If he's one of those vinyl freaks, you may inform him that he's got no business complaining about iPods, however he is of course absolutely correct about tubes. Vacuum tubes are the correct way to amplify audio.

Vacuum tube amplification versus solid state amplification is like Mac versus peecee. You can put a 16 watt tube amp in your living room and it will sound like a 150 watt solid state amp, with the right speakers.


----------



## doole (Jan 6, 2008)

MasterBlaster said:


> I used to record music from the radio onto cassettes long before we had a public internet.
> 
> We can also videotape shows and movies from the TV...


Still true. Legally, whatever comes into your house over the airwaves is a gift, like whatever arrives in the mail. The radio/tv station is responsible for licensing issues, and you are responsible for not using any such recordings to make a profit or in any way compromise the recording artists - or their agents - ability to make a profit. If they can prove you did, however - God help ya.

I tend to feel the same way about downloading, i.e. "it's the service provider's fault", but that hasn't been tested in court, yet. Betcha it comes out that way.


----------



## harpoon (Sep 7, 2006)

MasterBlaster said:


> One of my previous co workers was a big stereo and music buff.
> 
> In his opinion:
> 
> ...


I consider myself an audiophile and I see what your friend means.

To me the problem is that the iPod's EQ isn't very good. I listen to everything with the EQ off as the settings just ruin the sound quality, particularly mp3 (AAC seems to jive with the iPod EQ better somehow, to my ears at least).

I have an old iRiver H320 and the EQ is AMAZING in that thing, my mp3s come to life in it and it has a line output that I can use into my stereo...but it's artificially enhancing what's in there.

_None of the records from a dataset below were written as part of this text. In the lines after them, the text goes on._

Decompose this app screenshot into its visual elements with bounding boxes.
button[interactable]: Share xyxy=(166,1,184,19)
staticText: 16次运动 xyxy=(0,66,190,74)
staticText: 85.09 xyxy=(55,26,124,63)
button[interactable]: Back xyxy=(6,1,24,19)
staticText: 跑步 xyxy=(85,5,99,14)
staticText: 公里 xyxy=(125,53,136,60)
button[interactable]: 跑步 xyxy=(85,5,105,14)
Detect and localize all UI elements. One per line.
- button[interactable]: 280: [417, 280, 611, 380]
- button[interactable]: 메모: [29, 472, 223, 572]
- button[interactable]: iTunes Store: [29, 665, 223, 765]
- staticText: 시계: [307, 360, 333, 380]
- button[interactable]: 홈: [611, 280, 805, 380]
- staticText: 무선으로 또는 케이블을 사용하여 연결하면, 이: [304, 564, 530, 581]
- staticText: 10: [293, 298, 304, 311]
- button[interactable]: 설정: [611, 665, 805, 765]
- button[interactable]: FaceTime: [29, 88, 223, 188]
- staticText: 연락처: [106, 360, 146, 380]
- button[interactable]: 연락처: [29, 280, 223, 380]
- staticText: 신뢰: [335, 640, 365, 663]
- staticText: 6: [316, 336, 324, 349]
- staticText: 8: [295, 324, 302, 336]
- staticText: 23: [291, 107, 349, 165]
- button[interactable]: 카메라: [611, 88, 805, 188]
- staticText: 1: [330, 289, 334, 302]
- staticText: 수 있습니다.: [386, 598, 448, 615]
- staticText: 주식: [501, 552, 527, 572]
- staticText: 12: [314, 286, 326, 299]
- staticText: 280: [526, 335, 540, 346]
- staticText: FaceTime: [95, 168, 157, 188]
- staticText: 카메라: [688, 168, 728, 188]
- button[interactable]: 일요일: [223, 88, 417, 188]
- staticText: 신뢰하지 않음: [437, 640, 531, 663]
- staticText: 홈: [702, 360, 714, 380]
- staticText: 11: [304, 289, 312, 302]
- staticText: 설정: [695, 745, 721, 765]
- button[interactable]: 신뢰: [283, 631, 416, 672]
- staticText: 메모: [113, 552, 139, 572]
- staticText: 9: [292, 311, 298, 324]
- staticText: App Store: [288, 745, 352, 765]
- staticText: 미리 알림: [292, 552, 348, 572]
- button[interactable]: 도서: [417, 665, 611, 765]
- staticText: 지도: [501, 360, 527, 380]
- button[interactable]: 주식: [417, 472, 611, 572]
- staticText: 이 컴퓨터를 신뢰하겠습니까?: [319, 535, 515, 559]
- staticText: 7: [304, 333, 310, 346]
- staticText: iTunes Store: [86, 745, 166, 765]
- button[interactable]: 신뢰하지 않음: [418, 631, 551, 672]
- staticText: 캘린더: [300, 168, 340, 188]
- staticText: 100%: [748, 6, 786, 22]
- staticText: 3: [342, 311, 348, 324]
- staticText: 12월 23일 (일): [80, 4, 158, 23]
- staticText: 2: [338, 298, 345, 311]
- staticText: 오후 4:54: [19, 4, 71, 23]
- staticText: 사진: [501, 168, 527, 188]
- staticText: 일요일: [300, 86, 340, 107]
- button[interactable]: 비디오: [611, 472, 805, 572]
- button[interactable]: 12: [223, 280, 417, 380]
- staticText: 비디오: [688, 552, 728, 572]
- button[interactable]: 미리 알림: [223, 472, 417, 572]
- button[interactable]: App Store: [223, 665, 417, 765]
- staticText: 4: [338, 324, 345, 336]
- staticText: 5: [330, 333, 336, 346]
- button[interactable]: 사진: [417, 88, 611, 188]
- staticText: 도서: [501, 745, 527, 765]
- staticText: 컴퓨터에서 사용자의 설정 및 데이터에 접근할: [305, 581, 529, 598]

Sorry if I'm hijacking the thread on this tangent, carry on...


----------



## krs (Mar 18, 2005)

chas_m said:


> As a big advocate of personal copying, I will read up on the differences between the US and Canada in this area. If anyone has a good resource, please point me to it.


For Canada, go to the horse's mouth
Copyright Board of Canada : What's New


----------



## krs (Mar 18, 2005)

doole said:


> And why should should the government make money off people's right to make personal copies of anything anyway? That seems impertinent to me. It amounts to paying for a right you already had.
> 
> And it's not like the owners of the copyright are getting anything back from it.


That is not true.
The levies collected are distributed back to the copyright owners - the percentages of who gets what are spelled out in detail.

There was also a 2003 ruling that explained why DVDs are currently excluded. Basically because this levy is intended to compensate artists/studios when music is copied (not software) and DVDs are not considered a media that people use to copy music.


> The Board denied the Canadian Private Copying Collective's (CPCC) request to establish a levy on blank DVDs, removable memory cards and removable micro hard drives. It finds that the evidence available at this time does not clearly demonstrate that these recording media are ordinarily used by individuals for the purpose of copying music.


Copyright Board of Canada : News Release: Copyright Board Sets Private Copying Levies for 2003-2004


----------



## chas_m (Dec 2, 2007)

krs said:


> For Canada, go to the horse's mouth
> Copyright Board of Canada : What's New


thank you!


----------



## polywog (Aug 9, 2007)

doole said:


> I tend to feel the same way about downloading, i.e. "it's the service provider's fault", but that hasn't been tested in court, yet. Betcha it comes out that way.


Why do you feel that way? Are stabbings also Ginsu's fault?

The service providers don't provide content, they provide the means of retrieving (And sending) content. I could see the hosting service being held accountable for infringements, but more the actual individual who placed the shared files where it is in the first place since they are providing copies of copyrighted material without permission.


----------



## doole (Jan 6, 2008)

krs said:


> That is not true.
> The levies collected are distributed back to the copyright owners - the percentages of who gets what are spelled out in detail.


Point taken.

Do you happen to know where they're spelled out? (I'm not challenging your statement; I really would like to know.)


----------



## polywog (Aug 9, 2007)

doole said:


> Point taken.
> 
> Do you happen to know where they're spelled out? (I'm not challenging your statement; I really would like to know.)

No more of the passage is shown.